Myrna D. - Philippines Convention News - April 1, 2013

Lal-lo is the convention furthest north, located maybe 25 miles from the ocean along the Caugayan River (which is the largest in the Philippines). We crossed over this river quite a few times on our way here in the van.  We could see from our vantage point the ladies washing their clothes in the river and then laid to dry on the rocks or bushes - colorful sight.  It was too far away for any photo, and difficult as we were travelling.  There are two crops that dot the landscape, field corn and rice fields.  It is the time for harvest so there was rice drying along the road in many places, or over 100# bags filled, finished drying and ready for the mill.  They say the price is down this season.

So, I’ve been close to some water buffalo as I’ve stayed in the homes of rice farmers.  We also passed by country stands of watermelon vendors.  Watermelons, mangos, and bananas (nothing like we have at home) are commonly served at the meals. Some of the new fruits are star apples (nothing like an apple), soursop (not sure of the spelling), and chicos. Convention is held in a home where the man harvests coconuts, so there is a nice scent of ripe coconut in the air.
The gospel is new to these parts.  There was a lady who was raised in a professing home near Cavite, and married outside and moved with her husband to where his people were from, and after several years with no fellowship, asked the workers to come.  We stayed with this couple last night (who are not grandparents). There were about 80 at the convention, and maybe 1/3 was children.  They have 2 convention meetings a day both here and at the coming convention this week.  They have had evening meetings before, but due to rebel activity in these parts and it wasn’t safe for the people to be out waiting for public transportation after dark; they have just the two.
The work of God in these lives is the very same and that makes me feel right at home. Hearing the foreign chatter does not make me feel right at home, but the workers I’ve had with me have been good to interpret when it is necessary.  The other day I asked the lady of the home where the bathroom was and was taken to the place to take a bucket shower (so I went and asked one of the sisters where it was). I don’t know if it is true for all parts of the Philippine Islands but I’ve noticed that all the homes have an outside kitchen.  One lady said that they choose to cook with wood outside because wood is plentiful and it saves on electricity. They do have a hot plate and microwave in the inside counters in the house. The outside kitchen is called “the dirty kitchen.”
Yes it has been hot, but not so much that it has been miserable for me.  It has ranged from 80-92 degrees since Guam, and it’s been about the same.  They keep lots of fans going. Reminds me of Olympia preps and convention when we get the heat spell.
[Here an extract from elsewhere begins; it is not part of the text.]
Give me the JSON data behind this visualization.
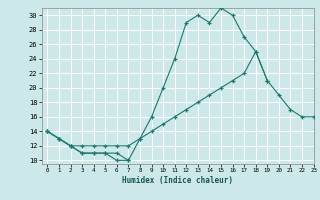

Since John Mastin and Larry Taylor are from Washington, their names are mentioned when they ask what state I am from.

Yesterday we heard about the true shepherd. He will lead to pastures that are good for us. He counts the times we have followed Him, not every time we have fallen. The shepherd knows what we need, but He won’t give it until we ask. He knows our hearts and He knows if we feel our need or not.

Another spoke on the two branches in John 15. Those that are dead with no life are cut off, and those that are connected and alive that are purged, that they will bear more fruit.

I’ve moved on a couple hours different in time zone, so today when I awoke and began my day (5:30) it would have been Sunday afternoon about 1:30, and you would have all been thinking of the gospel meetings!   

Thinking of each of you in your place, 

PS: there have been a few mosquitoes.  They say it isn’t the season, so I’m glad about that.